My colleague who is a 2nd grade teacher shared her students’ theory about the pattern which they found in multiplication.

I can’t recall exactly the sentence which she wrote on the board but the idea sounds like this: When you do multiplication, you can get the same answer when you half a number and double the other one.

So I thought it’s interesting to share with my students who are exploring the 2-digit multiplication.  My colleague told me that she would ask her students to prove their theory. 🙂

The students in my class were excited when I told them to prove if the theory is correct.

They tried and started using different numbers.


In the middle of the ‘experiment’, one said, ‘How can we half an odd number?’

That question led to the previous maths unit they had about fraction.
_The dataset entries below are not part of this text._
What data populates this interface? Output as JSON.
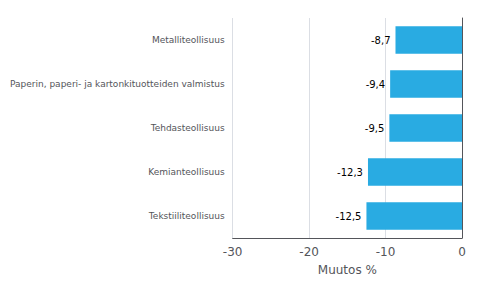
{
  "chart_data": {
    "type": "bar",
    "orientation": "horizontal",
    "categories": [
      "Tekstiiliteollisuus",
      "Kemianteollisuus",
      "Tehdasteollisuus",
      "Paperin, paperi- ja kartonkituotteiden valmistus",
      "Metalliteollisuus"
    ],
    "values": [
      -12.5,
      -12.3,
      -9.5,
      -9.4,
      -8.7
    ],
    "value_labels": [
      "-12,5",
      "-12,3",
      "-9,5",
      "-9,4",
      "-8,7"
    ],
    "data_labels": true,
    "color": "#29ABE2",
    "xlabel": "Muutos %",
    "xlim": [
      -30,
      0
    ],
    "xticks": [
      -30,
      -20,
      -10,
      0
    ],
    "grid": true
  }
}
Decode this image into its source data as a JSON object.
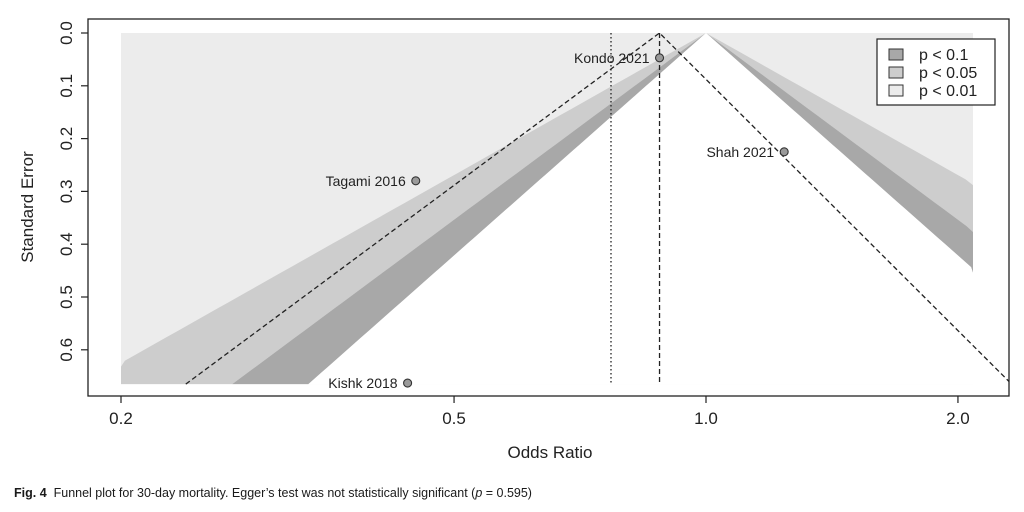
{
  "chart_data": {
    "type": "scatter",
    "subtype": "contour-enhanced funnel plot",
    "xlabel": "Odds Ratio",
    "ylabel": "Standard Error",
    "x_scale": "log",
    "x_ticks": [
      "0.2",
      "0.5",
      "1.0",
      "2.0"
    ],
    "x_tick_values": [
      0.2,
      0.5,
      1.0,
      2.0
    ],
    "xlim": [
      0.2,
      2.3
    ],
    "ylim": [
      0.0,
      0.665
    ],
    "y_reversed": true,
    "y_ticks": [
      "0.0",
      "0.1",
      "0.2",
      "0.3",
      "0.4",
      "0.5",
      "0.6"
    ],
    "y_tick_values": [
      0.0,
      0.1,
      0.2,
      0.3,
      0.4,
      0.5,
      0.6
    ],
    "points": [
      {
        "label": "Kondo 2021",
        "or": 0.88,
        "se": 0.047
      },
      {
        "label": "Tagami 2016",
        "or": 0.45,
        "se": 0.28
      },
      {
        "label": "Shah 2021",
        "or": 1.24,
        "se": 0.225
      },
      {
        "label": "Kishk 2018",
        "or": 0.44,
        "se": 0.663
      }
    ],
    "contours": [
      {
        "label": "p < 0.1",
        "z": 1.645,
        "color": "#a8a8a8"
      },
      {
        "label": "p < 0.05",
        "z": 1.96,
        "color": "#cdcdcd"
      },
      {
        "label": "p < 0.01",
        "z": 2.576,
        "color": "#ececec"
      }
    ],
    "reference_line_or": 1.0,
    "pooled_estimate_or": 0.88,
    "random_effects_line_or": 0.77,
    "legend_position": "top-right",
    "grid": false
  },
  "caption": {
    "fig_label": "Fig. 4",
    "text_before": "Funnel plot for 30-day mortality. Egger’s test was not statistically significant (",
    "p_symbol": "p",
    "text_after": " = 0.595)"
  }
}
‘What is a half of 7?’ I asked.

This boy who always seems to have the answer for everything said, ‘three and a half.’

The girl ,who had the initial question, replied, ‘But then how do you multiply three and a half?

This conversation provoked them to think more deeply about fractions and decimals which I would introduce them some time in the second semester.

I asked them to rephrase the theory based on their finding and this was what they got.

When you do multiplication, you can get the same answers by halving one number and double the other one but this does not work when both numbers are odd.

I said, ‘OK, we’ll keep the new theory based on your current finding but perhaps we can revisit this and prove if it would be still relevant as you learn more later on.


I thanked my colleague who shared this ‘theory’ with me as it got the students in my class thinking and making connection.  It does encourage students to continue developing their critical thinking skills.


Let’s keep the thinking ball rolling.